While the United States works with other countries on formal and treaty-level arrangements to speed up cooperation, FBI agents are endeavoring to develop direct ties to their counterparts in other countries, Martinez said. "You build those relationships," he said. "Then when you have larger problems come down the line, it's not the first time you've seen each other."

But the FBI's relationships with corporations and consumers, the most common victims of cybercriminals, are key to many of the FBI's investigations, Mueller said. "Information sharing is a two-way street," he said. "We recognize that in certain areas we lack the expertise that you possess."

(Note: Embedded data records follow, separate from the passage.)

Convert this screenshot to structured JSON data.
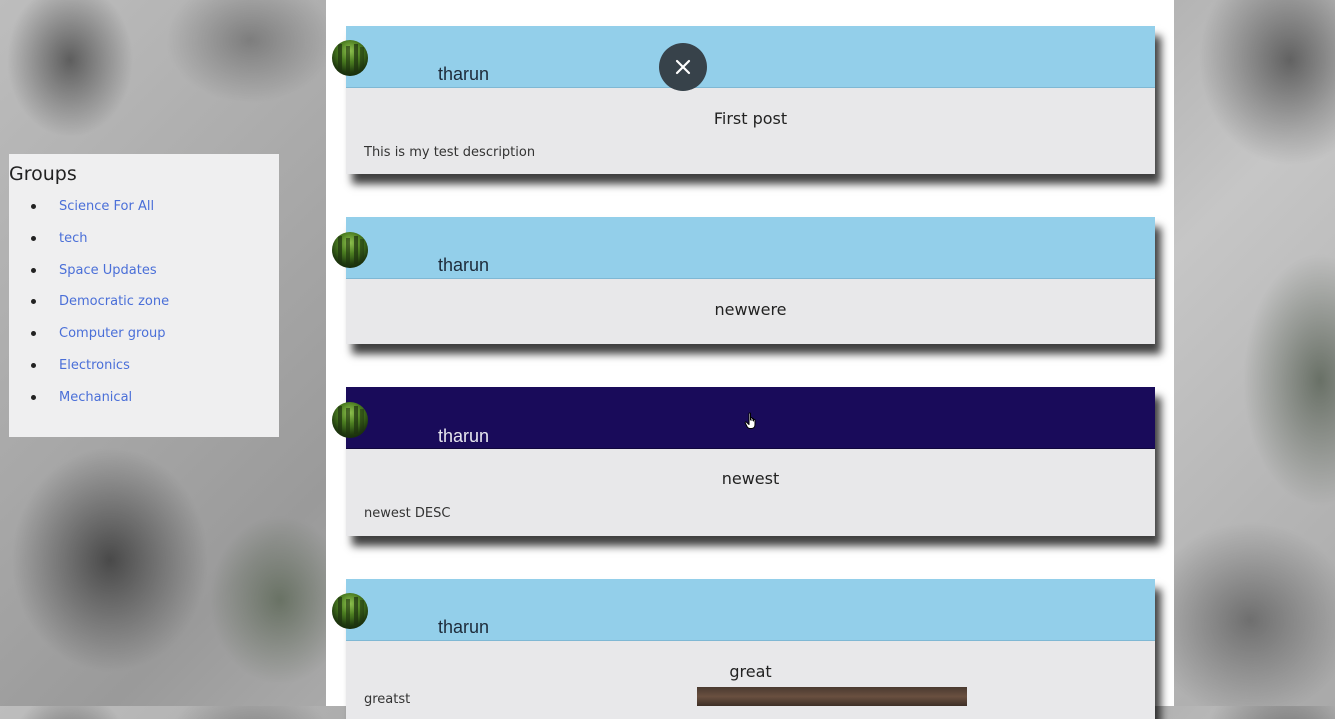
{
  "groups": {
    "title": "Groups",
    "items": [
      {
        "label": "Science For All"
      },
      {
        "label": "tech"
      },
      {
        "label": "Space Updates"
      },
      {
        "label": "Democratic zone"
      },
      {
        "label": "Computer group"
      },
      {
        "label": "Electronics"
      },
      {
        "label": "Mechanical"
      }
    ]
  },
  "posts": [
    {
      "author": "tharun",
      "title": "First post",
      "description": "This is my test description"
    },
    {
      "author": "tharun",
      "title": "newwere",
      "description": ""
    },
    {
      "author": "tharun",
      "title": "newest",
      "description": "newest DESC"
    },
    {
      "author": "tharun",
      "title": "great",
      "description": "greatst"
    }
  ],
  "colors": {
    "header_light": "#93cfea",
    "header_active": "#190b5a",
    "link": "#4a6fd8",
    "close_button": "#37424a"
  },
  "icons": {
    "close": "close-icon",
    "cursor": "hand-pointer-icon",
    "avatar": "avatar"
  }
}
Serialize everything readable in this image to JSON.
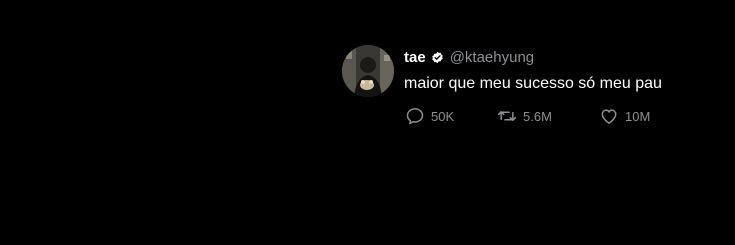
{
  "tweet": {
    "display_name": "tae",
    "handle": "@ktaehyung",
    "verified": true,
    "text": "maior que meu sucesso só meu pau",
    "stats": {
      "replies": "50K",
      "retweets": "5.6M",
      "likes": "10M"
    }
  },
  "icons": {
    "verified": "verified-badge-icon",
    "reply": "reply-icon",
    "retweet": "retweet-icon",
    "like": "heart-icon"
  },
  "colors": {
    "background": "#000000",
    "primary_text": "#ffffff",
    "secondary_text": "#8b8f94"
  }
}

One example of this type of information sharing occurred shortly after Hurricane Katrina hit the U.S. Gulf Coast last year. Within days, fraudsters had set up bogus Web sites soliciting money under the guise of providing disaster relief. The FBI worked with organizations such as the Red Cross, eBay, and MasterCard International to help shut down the phony sites, and ultimately it referred 100 such cases to local law-enforcement authorities, Mueller stated.

IntraGuard Initiative

Mueller also cited an FBI-backed initiative called IntraGuard that enables 3000 members--from Fortune 500 companies to small, family-owned businesses--to share information with law enforcement on the latest cyberthreats.

In addition, the FBI has helped establish an Internet Crime Complaint Center where about 18,000 "Internet-related consumer complaints" are logged each month, he said.

Still, most law enforcement experts agree that the vast majority of cybercrimes go unreported to law enforcement, with fears of reprisals or adverse publicity creating what Mueller called a "code of silence." (PC World delved into this area of cybercrime in a five-part series last year called "Web of Crime").

"You may believe that notifying authorities may adversely impact your position in the marketplace," he told the RSA Conference audience of computer security experts and vendors. But companies need to take a wider view of the situation, he said.

"Maintaining a code of silence will not benefit you or your company in the long run," Mueller said. "Our safely lies not only in protecting our own interest, but our critical infrastructure as a whole."